Ce temple possède sept cents villages, concédés par le gouvernement, donnés en garantie de prêts ou achetés par de simples particuliers qui en ont fait offrande.
La mission était à Djosimah le 1er juin. Là, le brahmine qui lui servait de guide reçut, du gouvernement du Népaul, l'ordre de reconduire au plus vite les voyageurs sur les terres de la Compagnie. Celui-ci comprenait, un peu tard, il faut en convenir, que la reconnaissance accomplie par les Anglais avait un but politique tout autant que géographique. Un mois plus tard, Webb et ses compagnons rentraient à Delhi, après avoir établi définitivement le haut cours du Gange et reconnu les sources du Baghirati et de l'Alcananda, c'est-à-dire après avoir complètement atteint le but que la Compagnie s'était proposé.
En 1808, le gouvernement anglais résolut d'envoyer une nouvelle mission dans le Pendjab, alors placé sous la domination de Rendjeit-Singh. La relation anonyme qui en a été publiée dans les Annales des Voyages renferme certaines particularités intéressantes.
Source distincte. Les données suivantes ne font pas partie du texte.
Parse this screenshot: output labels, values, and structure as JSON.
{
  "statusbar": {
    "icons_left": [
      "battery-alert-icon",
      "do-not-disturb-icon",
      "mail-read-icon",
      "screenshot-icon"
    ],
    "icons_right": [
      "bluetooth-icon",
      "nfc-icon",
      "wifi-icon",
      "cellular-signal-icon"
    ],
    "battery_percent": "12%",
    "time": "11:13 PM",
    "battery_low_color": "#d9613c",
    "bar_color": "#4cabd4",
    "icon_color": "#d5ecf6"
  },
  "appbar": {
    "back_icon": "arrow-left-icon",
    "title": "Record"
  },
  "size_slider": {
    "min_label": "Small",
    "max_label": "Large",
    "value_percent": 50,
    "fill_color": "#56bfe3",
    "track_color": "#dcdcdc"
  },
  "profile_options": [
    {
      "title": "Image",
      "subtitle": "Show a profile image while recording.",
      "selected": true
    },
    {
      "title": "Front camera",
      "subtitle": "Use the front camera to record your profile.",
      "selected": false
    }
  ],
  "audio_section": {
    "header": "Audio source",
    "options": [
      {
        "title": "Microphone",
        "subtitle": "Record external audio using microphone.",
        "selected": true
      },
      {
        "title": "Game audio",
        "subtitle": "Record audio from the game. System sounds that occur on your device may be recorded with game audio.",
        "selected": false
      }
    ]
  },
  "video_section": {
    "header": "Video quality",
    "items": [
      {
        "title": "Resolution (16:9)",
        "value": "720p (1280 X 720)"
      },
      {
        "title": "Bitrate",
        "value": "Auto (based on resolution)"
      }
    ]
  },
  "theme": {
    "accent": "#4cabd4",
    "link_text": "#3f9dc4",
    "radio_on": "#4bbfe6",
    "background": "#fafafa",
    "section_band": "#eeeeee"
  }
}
Aussi lui ferons-nous quelques emprunts.
Le 6 avril 1808, l'officier anglais, chargé de la mission, arriva à Herdouar, ville qu'il représente comme le rendez-vous d'un million d'individus au moment de sa foire annuelle. A Boria, située entre la Jumna et le Seteedje, le voyageur fut en butte à la curiosité indiscrète des femmes, qui lui demandèrent la permission de venir le voir.
«Leurs regards et leurs gestes, dit la relation, exprimaient leur étonnement. Elles s'approchèrent de moi en riant de tout leur cœur; le teint de mon visage excitait leur gaieté. Elles m'adressèrent une foule de questions, me demandèrent si je ne portais pas de chapeau, si j'exposais ma figure au soleil, si je restais toujours renfermé ou si je ne sortais que sous un abri et si je couchais sur la table placée dans ma tente; mon lit se trouvait cependant tout à côté, mais les rideaux en étaient fermés. Ensuite, elles l'examinèrent dans le plus grand détail, puis la doublure de ma tente et tout ce qui en dépendait. Elles avaient toutes des figures gracieuses; leurs traits offraient de la douceur et de la régularité; leur teint était olivâtre et formait un contraste agréable avec leurs dents blanches et bien rangées, particularité qui distingue tous les habitants du Pendjab.»
Moustafabad, Moulana et Umballa furent successivement visitées par l'officier anglais. Le pays qu'il traversait est habité par les Sikhs, dont la bienfaisance, l'hospitalité et l'amour de la vérité forment le fond du caractère. C'est, dit l'auteur, la meilleure race d'hommes de l'Inde. Patiata, Makeouara, Fegouara, Oudamitta, où lord Lake était entré en 1805 à la poursuite d'un chef mahratte, et enfin Umritsar, furent des étapes facilement franchies.
Umritsar est mieux bâtie que les principales villes de l'Hindoustan. C'est le plus grand entrepôt du commerce des châles et du safran, ainsi que d'autres marchandises du Dekkan.
«Le 14, ayant mis des souliers blancs à mes pieds, dit le voyageur, j'ai visité avec les cérémonies requises l'Amretsir ou le bassin du breuvage de l'immortalité, d'où la ville a pris son nom. C'est un bassin d'environ cent trente-cinq pas carrés, construit en briques cuites, au milieu duquel s'élève un joli temple dédié à Gourougovind-Singh. On y arrive par une chaussée; il est élégamment décoré en dedans et en dehors, et le rajah y ajoute souvent de nouveaux ornements à ses frais. C'est dans ce lieu sacré qu'est placé, sous un dais de soie, le livre des lois écrit par Gourou en caractères gourou-moukhtis. Le temple s'appelle Hermendel, ou la demeure de Dieu. Près de six cents «akalis» ou prêtres sont attachés à son service; ils se sont bâtis des maisons commodes avec le produit des contributions volontaires des dévots qui viennent visiter le temple. Quoique les prêtres soient l'objet d'un respect infini, ils ne sont cependant pas absolument exempts de vices. Dès qu'ils ont de l'argent, ils le dépensent avec la même facilité qu'ils l'ont gagné. Le concours de jolies femmes qui vont tous les matins au temple est réellement prodigieux; celles qui composent ces groupes de beautés l'emportent infiniment par l'élégance de leurs personnes, les belles proportions de leurs formes et les traits de leurs visages, sur les femmes des classes inférieures de l'Hindoustan.»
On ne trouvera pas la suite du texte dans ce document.